SINCE THE Holocaust, the rallying cry of Jews has been "Never Again!"
But the enormity of the Holocaust must not blind us to its present-
day mutation.
Today the vast majority of anti-Semites are not calling for Jews to
be deported to death camps. They are calling for the destruction of
the Jewish state and, as was the case in previous generations, they
are seeking out and finding Jews like Karl Marx who share their
hatred for the Jewish people and willingly advance their evil agenda.
This agenda is to again reduce Jews to a state of powerlessness where
we will be at the mercy of the same world that either participated in
or did nothing in the face of the extermination of European Jewry.
Today this is done by striking out at the main safeguard against such
powerlessness – the State of Israel – criminalizing it as the modern-
day incarnation of Nazi Germany. The role of Jewish anti-Semites in
this campaign is to decouple the dead Jews murdered by the Nazis from
the live Jews who live in, or support, the Jewish state.
Such a Jew was found by the British conservative magazine The
Spectator in one Anthony Lippman. Lippman is actually an Anglican,
not a Jew, but as the child of Jewish Holocaust survivors, he will
do.
In a recent article, Lippman writes hypnotically about his mother´s
sufferings in Auschwitz only to explain that the job of Holocaust
survivors and their children is to speak out against... Israel.
In his words, survivors have "a terrible responsibility – to live
well in the name of those who did not live and to discourage the
building of walls and bulldozing of villages. Even more than this,
they – and all Jews – need to be the voice of conscience that will
prevent Israel from adopting the mantle of oppressor, and to reject
the label ´anti-Semite´ for those who speak out against Israel´s
policies in the occupied territories."
ANOTHER such Jew is Tony Judt. Since the start of the Palestinian
terror war, Judt, a historian at New York University, has been
outspoken in his rejection of Israel´s right to exist.

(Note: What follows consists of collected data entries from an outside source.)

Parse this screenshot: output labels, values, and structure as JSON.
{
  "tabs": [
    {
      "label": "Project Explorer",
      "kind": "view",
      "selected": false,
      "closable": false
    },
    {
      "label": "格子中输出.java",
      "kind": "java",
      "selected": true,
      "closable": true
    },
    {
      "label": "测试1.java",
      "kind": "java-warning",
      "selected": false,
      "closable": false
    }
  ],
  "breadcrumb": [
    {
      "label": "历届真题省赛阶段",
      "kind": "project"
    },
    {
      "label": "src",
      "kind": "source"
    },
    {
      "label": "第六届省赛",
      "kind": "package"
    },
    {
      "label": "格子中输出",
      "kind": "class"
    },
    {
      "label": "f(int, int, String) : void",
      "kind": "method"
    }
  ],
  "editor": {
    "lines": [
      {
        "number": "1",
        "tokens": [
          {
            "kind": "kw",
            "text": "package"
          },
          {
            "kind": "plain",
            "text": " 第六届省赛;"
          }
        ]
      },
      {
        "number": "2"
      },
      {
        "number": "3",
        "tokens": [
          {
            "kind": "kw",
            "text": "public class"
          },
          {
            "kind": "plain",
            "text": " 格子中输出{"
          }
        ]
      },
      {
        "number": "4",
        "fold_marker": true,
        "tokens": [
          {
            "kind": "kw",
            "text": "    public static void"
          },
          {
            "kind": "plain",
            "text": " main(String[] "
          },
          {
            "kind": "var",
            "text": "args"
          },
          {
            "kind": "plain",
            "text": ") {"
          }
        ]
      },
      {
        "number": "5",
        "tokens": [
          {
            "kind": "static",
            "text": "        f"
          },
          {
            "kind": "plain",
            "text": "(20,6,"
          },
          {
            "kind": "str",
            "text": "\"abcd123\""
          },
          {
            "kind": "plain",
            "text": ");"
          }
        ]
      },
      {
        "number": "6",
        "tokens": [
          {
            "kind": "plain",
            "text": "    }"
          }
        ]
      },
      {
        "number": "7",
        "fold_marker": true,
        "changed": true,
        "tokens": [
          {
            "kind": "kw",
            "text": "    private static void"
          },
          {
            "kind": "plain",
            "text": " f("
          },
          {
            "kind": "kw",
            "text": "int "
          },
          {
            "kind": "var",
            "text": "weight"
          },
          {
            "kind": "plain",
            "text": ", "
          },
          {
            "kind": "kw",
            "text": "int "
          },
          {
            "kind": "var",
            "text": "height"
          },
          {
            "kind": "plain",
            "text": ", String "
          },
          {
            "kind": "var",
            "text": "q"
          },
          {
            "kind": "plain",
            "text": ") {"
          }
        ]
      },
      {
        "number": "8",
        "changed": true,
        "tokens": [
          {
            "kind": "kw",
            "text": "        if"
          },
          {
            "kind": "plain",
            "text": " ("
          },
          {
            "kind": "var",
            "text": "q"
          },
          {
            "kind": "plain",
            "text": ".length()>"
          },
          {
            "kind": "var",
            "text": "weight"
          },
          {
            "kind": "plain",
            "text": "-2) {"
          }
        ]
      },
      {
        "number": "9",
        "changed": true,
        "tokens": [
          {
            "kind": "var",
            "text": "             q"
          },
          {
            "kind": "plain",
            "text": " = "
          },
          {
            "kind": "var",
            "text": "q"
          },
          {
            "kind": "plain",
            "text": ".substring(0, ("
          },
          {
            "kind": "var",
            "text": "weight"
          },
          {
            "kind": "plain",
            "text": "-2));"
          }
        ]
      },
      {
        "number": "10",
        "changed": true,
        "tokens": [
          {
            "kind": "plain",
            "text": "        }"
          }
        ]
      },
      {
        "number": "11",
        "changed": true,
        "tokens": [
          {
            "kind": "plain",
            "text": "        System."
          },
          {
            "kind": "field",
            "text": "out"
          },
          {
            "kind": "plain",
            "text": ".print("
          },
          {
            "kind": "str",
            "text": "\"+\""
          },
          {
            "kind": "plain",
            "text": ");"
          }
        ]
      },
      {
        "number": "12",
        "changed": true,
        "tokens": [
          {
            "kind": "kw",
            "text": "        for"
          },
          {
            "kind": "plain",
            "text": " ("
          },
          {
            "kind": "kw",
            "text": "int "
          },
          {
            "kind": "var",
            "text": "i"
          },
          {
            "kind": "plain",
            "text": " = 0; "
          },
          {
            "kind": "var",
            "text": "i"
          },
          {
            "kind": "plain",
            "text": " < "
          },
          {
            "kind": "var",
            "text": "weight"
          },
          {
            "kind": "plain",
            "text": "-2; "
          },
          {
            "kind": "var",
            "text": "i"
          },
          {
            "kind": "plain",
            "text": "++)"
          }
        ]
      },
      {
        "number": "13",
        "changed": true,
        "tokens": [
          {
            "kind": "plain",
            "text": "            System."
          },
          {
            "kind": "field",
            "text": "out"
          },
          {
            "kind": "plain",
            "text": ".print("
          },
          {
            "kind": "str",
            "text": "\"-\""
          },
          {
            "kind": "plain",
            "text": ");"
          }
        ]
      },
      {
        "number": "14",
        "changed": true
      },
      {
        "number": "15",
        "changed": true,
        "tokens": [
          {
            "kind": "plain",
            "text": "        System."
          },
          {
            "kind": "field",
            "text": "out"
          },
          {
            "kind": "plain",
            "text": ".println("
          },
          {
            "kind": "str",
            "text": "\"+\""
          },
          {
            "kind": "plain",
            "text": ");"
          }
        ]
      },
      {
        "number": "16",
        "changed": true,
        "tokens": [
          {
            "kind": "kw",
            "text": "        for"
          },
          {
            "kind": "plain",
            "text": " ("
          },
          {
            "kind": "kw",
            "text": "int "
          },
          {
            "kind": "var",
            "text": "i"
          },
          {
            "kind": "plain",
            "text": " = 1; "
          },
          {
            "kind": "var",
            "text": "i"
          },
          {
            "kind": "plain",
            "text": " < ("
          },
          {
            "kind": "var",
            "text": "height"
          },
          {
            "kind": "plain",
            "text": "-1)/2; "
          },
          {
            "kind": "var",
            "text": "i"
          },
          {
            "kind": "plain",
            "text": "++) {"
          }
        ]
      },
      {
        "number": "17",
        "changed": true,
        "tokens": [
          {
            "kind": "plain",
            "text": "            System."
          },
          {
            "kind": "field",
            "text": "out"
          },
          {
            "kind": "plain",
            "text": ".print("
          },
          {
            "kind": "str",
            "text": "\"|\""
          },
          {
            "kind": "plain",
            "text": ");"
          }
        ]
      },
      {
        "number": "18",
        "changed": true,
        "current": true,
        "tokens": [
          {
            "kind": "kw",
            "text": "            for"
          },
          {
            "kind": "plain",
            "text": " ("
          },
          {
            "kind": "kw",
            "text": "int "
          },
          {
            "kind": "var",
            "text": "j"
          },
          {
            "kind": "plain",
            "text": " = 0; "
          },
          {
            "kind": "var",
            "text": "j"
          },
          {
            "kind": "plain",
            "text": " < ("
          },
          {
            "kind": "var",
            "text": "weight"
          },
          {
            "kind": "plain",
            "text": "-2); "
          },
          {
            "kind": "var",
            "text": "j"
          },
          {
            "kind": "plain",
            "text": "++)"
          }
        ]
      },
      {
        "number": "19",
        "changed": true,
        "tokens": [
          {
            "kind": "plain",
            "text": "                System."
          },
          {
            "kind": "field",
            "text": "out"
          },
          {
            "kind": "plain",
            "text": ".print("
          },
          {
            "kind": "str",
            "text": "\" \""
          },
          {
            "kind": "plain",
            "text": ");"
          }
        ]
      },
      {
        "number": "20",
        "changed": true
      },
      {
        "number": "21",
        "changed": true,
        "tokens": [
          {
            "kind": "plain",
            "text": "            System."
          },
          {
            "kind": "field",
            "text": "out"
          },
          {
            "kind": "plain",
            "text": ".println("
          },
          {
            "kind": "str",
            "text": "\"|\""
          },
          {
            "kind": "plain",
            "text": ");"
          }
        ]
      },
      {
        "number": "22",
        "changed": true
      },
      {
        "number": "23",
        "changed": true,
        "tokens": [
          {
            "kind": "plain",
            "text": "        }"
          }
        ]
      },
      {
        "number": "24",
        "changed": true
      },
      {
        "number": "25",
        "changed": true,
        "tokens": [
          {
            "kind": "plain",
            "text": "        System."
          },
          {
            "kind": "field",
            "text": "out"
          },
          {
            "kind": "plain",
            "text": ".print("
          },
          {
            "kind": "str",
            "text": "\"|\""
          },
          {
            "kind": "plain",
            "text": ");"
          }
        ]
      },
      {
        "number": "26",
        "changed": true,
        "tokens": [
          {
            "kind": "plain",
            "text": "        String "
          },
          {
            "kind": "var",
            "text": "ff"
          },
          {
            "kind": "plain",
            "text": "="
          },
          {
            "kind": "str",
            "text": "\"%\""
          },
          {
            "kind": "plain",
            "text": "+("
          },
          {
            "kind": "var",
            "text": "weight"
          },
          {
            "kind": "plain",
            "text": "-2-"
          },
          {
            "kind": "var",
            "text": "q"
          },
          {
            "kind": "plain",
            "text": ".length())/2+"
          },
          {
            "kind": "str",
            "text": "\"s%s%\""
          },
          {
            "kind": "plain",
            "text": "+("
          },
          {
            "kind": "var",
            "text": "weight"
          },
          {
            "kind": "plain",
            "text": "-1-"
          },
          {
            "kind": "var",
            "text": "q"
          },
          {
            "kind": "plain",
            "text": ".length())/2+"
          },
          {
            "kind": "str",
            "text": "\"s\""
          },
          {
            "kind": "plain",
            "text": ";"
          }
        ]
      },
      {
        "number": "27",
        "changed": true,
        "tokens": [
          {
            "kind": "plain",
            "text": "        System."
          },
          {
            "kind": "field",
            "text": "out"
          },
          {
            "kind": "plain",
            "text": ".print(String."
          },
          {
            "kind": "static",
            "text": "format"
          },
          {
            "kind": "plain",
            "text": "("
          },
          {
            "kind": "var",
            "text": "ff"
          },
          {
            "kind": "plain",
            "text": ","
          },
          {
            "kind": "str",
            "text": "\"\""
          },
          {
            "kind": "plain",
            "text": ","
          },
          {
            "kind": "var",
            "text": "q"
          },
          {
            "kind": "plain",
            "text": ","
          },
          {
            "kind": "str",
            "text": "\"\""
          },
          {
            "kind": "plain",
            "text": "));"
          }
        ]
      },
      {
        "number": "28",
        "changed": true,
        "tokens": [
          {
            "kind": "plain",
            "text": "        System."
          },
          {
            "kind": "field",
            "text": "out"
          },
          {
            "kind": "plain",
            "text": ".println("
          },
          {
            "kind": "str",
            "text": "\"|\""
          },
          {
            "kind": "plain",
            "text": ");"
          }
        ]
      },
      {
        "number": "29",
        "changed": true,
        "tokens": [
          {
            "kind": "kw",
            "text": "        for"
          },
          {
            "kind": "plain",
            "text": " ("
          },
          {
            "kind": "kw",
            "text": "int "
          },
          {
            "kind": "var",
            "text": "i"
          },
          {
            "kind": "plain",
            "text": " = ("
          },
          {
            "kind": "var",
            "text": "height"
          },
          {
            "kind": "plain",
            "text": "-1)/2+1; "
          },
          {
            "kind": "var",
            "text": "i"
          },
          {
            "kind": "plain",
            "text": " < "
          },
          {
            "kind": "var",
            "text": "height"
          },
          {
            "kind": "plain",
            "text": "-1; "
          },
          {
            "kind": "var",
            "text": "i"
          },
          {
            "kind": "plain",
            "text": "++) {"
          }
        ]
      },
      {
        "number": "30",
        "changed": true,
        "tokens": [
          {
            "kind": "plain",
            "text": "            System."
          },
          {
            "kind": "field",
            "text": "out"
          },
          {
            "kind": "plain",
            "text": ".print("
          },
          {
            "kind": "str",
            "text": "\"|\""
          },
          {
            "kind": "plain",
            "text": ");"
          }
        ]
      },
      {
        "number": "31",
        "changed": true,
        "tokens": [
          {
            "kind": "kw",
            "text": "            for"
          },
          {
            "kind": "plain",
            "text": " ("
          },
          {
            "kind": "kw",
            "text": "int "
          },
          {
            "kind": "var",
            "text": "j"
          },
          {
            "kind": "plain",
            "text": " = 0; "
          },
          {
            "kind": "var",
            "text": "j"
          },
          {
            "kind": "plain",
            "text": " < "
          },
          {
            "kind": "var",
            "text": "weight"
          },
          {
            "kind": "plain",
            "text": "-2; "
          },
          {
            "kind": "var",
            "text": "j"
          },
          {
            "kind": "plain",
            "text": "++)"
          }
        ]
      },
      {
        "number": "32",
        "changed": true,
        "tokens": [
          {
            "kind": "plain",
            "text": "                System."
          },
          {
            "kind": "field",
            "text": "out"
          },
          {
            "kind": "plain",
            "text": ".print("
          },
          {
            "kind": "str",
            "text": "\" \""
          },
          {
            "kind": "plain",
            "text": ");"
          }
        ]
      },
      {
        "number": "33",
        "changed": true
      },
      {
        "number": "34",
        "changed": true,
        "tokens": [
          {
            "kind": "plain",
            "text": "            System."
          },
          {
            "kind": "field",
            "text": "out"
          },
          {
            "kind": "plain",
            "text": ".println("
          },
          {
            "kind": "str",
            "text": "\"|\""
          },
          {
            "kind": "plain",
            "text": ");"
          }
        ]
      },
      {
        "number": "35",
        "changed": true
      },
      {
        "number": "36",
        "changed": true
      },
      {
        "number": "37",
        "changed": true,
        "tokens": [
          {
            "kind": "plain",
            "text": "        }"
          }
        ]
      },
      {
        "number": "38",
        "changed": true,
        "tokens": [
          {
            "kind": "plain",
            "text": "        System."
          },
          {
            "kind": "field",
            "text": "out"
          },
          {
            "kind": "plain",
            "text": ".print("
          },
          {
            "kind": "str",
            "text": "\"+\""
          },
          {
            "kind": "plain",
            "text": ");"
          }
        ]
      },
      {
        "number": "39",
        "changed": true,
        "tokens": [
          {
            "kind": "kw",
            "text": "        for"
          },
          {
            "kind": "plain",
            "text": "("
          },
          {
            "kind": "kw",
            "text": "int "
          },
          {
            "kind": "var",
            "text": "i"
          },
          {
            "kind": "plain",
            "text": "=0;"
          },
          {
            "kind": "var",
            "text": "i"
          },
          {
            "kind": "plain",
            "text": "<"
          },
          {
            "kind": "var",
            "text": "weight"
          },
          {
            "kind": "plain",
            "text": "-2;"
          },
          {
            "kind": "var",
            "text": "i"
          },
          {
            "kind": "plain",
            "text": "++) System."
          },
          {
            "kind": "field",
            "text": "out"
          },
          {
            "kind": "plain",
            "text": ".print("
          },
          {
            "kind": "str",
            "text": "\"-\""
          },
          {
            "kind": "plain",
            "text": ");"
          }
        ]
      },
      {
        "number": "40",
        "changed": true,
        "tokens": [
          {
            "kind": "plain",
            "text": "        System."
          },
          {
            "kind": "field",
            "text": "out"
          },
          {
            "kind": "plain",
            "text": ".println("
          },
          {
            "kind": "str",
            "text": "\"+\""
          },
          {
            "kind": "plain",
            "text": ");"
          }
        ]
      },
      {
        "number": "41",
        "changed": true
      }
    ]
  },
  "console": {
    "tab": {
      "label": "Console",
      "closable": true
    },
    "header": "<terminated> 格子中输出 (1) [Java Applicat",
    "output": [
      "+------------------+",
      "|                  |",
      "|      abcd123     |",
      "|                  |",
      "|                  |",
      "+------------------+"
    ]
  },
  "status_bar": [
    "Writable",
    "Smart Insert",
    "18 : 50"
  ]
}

In a series of articles in The New York Review of Books, The Nation
and The New Republic, Judt has led the charge in claiming that "the
depressing truth is that Israel today is bad for the Jews," and that
for Jews to feel good about themselves again Israel must cease to be
a Jewish state – that is, Israel must cease to exist.
This perverse line of reasoning, whereby the only way for Jews to be
happy is for us to again be powerless, has brought Judt under attack
by prominent Jews who have exposed the anti-Semitism inherent in his
argumentation.
In a new article in The Nation magazine, Judt takes a stab at
responding to his many critics. The article is a ponderous attempt to
argue that there is no relation between anti-Zionism and anti-
Semitism.
On the one hand, he says that it is anti-Semitic to say that Jews
control the US. But on the other hand, Judt allows that "contemporary
US foreign policy is in certain respects mortgaged to Israel,"

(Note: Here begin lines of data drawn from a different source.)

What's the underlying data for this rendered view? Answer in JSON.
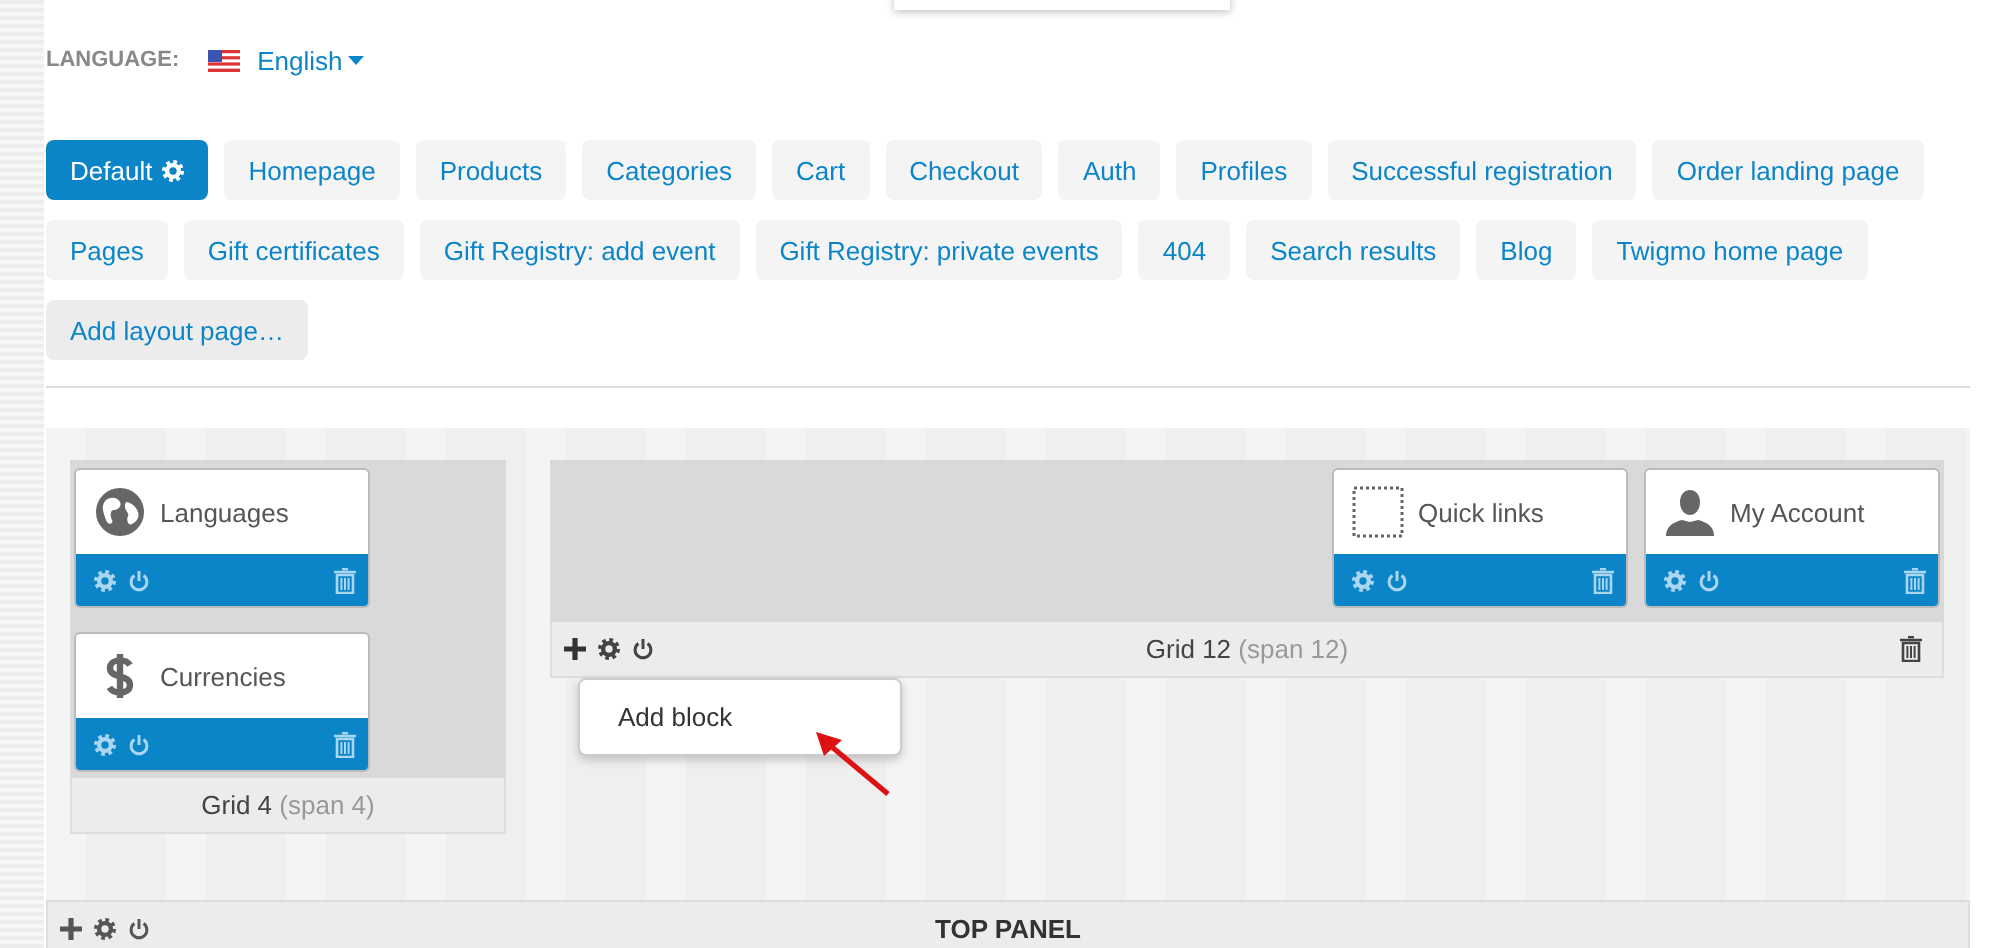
{
  "language": {
    "label": "LANGUAGE:",
    "value": "English"
  },
  "layout_tabs": [
    {
      "label": "Default",
      "selected": true
    },
    {
      "label": "Homepage",
      "selected": false
    },
    {
      "label": "Products",
      "selected": false
    },
    {
      "label": "Categories",
      "selected": false
    },
    {
      "label": "Cart",
      "selected": false
    },
    {
      "label": "Checkout",
      "selected": false
    },
    {
      "label": "Auth",
      "selected": false
    },
    {
      "label": "Profiles",
      "selected": false
    },
    {
      "label": "Successful registration",
      "selected": false
    },
    {
      "label": "Order landing page",
      "selected": false
    },
    {
      "label": "Pages",
      "selected": false
    },
    {
      "label": "Gift certificates",
      "selected": false
    },
    {
      "label": "Gift Registry: add event",
      "selected": false
    },
    {
      "label": "Gift Registry: private events",
      "selected": false
    },
    {
      "label": "404",
      "selected": false
    },
    {
      "label": "Search results",
      "selected": false
    },
    {
      "label": "Blog",
      "selected": false
    },
    {
      "label": "Twigmo home page",
      "selected": false
    }
  ],
  "add_layout_page": "Add layout page…",
  "grids": [
    {
      "title": "Grid 4",
      "span": "(span 4)",
      "controls": false,
      "blocks": [
        {
          "name": "Languages",
          "kind": "globe"
        },
        {
          "name": "Currencies",
          "kind": "dollar"
        }
      ]
    },
    {
      "title": "Grid 12",
      "span": "(span 12)",
      "controls": true,
      "menu": [
        "Add block"
      ],
      "blocks": [
        {
          "name": "Quick links",
          "kind": "placeholder"
        },
        {
          "name": "My Account",
          "kind": "account"
        }
      ]
    }
  ],
  "container": {
    "title": "TOP PANEL"
  }
}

adding, "To say that Israel and its lobbyists have an excessive and
disastrous influence on the policies of the world´s superpower is a
statement of fact."
Judt allows that there has been a rise in anti-Semitism in Europe in
recent years, but he blames this on "the policies of Israeli
government." Echoing Anglican Lippman, Judt writes that for anti-
Semitism to be dealt with in Europe, "Jews and others must learn to
shed inhibitions and criticize Israel´s policies and actions."
In Judt´s view, "once Germans, French and others can comfortably
condemn Israel without an uneasy conscience, and can look their
Muslim fellow citizens in the face, it will be possible to deal with
the real problem [i.e., anti-Semitism]."
Since the September 11 attacks Muslims have been called upon to decry
the preaching of hatred in their community. It is argued that until
Muslims themselves delegitimize the voices of hatred in their
communities the poisonous message of jihad will continue to attract
thousands to its genocidal cause.
The 60th anniversary of Auschwitz´s liberation is a good time to call
for a similar Jewish condemnation of hate-filled Jews and those that
use them to advance their anti-Semitic agenda.
These are not legitimate voices. These are not legitimate views. They
are the views of deranged Jew-haters which, if listened to, will do
nothing other than pave the way to the next calamity.